Mr. CROW. There have been several proposals going back to about 1913 for rebuilding and/or relocating the New York market. Several mayors of New York have appointed commissions to develop plans for doing something about the situation. The most recent one was a plan developed under the sponsorship of the late Mayor LaGuardia.

He employed a firm of architects and engineers to develop a plan to rebuild the present Washington Street market in approximately its present area. Under his proposal he proposed to get the additional space that was needed by extending the space out over the river closing in, you might say, between the piers, to make land in that way, figuratively speaking.

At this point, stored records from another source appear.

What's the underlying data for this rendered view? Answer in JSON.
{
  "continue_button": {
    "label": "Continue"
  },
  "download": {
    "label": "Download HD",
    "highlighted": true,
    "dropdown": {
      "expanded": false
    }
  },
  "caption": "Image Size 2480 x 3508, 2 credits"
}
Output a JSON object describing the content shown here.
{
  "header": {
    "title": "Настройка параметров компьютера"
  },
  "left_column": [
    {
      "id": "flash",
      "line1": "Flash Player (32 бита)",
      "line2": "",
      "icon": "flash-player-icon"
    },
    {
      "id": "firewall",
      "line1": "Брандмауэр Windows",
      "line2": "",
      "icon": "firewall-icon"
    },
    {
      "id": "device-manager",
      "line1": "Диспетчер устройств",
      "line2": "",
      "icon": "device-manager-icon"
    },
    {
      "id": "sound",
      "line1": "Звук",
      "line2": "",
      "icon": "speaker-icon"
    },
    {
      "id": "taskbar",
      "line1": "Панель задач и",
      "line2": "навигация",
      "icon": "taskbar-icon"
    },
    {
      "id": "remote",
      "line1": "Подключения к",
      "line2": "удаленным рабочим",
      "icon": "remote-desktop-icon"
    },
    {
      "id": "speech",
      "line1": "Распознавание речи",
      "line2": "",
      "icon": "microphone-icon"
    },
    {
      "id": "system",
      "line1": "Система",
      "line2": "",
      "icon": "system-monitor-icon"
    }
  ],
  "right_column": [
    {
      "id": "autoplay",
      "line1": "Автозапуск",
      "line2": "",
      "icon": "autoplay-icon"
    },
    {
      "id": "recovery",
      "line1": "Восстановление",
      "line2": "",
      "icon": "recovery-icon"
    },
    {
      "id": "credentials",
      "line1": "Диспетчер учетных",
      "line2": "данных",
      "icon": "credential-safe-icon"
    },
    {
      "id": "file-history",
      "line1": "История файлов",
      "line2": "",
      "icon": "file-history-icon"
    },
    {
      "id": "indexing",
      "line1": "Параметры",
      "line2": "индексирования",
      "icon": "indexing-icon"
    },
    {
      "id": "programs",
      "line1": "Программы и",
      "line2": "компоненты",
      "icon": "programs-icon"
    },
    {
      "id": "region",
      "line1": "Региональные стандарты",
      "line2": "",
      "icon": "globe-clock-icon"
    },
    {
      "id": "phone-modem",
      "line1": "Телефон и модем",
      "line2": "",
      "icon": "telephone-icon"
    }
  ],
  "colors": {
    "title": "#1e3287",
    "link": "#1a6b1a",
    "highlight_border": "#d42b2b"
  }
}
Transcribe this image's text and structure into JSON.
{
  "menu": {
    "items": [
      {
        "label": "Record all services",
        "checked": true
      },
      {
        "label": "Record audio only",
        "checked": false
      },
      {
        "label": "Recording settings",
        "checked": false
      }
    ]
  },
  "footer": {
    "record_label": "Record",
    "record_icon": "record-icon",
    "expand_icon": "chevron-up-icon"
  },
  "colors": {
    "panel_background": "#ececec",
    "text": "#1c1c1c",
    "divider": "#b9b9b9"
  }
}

He was also going to take some of the area along West Street, which is the first street on land from the river, and construct partly on land and partly on water a facility to which rail and truck receipts could come, be displayed, be sold, and trucked away.

The architectural engineers drew up the plans and figured the costs of construction, but I have never seen any adequate studies of that plan to find out just what effect it would have on the cost of distribution if it were carried out.

There have been other proposals to relocate the market in New Jersey and in other parts of New York City, but all of these proposals have died while they were being born.

Mr. HILL. I believe he did construct a market, because I was on the market myself. I cannot tell you the direction, because I have no sense of direction in the city of New York, but I find that everyone who lives there does not use it.

Where is the market which LaGuardia constructed? He had a market. He built one.

Mr. CROW. That is right.

Mr. HILL. Where is that market?

Mr. CROW. The one you have in mind is a secondary market built up in the Bronx several miles north of this Washington Street district. In that area he built a comparatively small number of wholesale stores and he provided rail connections with those stores, and the stores are well designed. They have a farmers' market in conjunction with those stores, and in the farmers' market and stores combined they handle in the course of the year approximately 20,000 carloads of commodities. That is a secondary market that he built, and that is operating successfully. It is not a primary market to take the place of Washington Street.

Mr. HILL. The committee talked to as many truckers from New York as we could find in the market early that morning, and in no instance did we find a trucker coming into that market from New York who did not like it.

Mr. CROW. That is right.

Mr. HILL. They all said, "This is what we ought to have." That is why we should know what sort of plans you have in mind here. If we are going to do anything we must connect it up with the city. You cannot do anything with this bill unless you get the cooperation. of the cities.

There is another thing that struck me in this examination: It seems to me that we developed in the city of New York a number of dealers who were just dealing on paper. What your trouble there was is that you had too many folks who had no facilities to handle products, and yet they were getting their commissions on it. Have you ever taken that into consideration, as to what the trouble really was? The folks there would have a little dinky corner office which you could not turn around in. You find that they were doing a lot of business.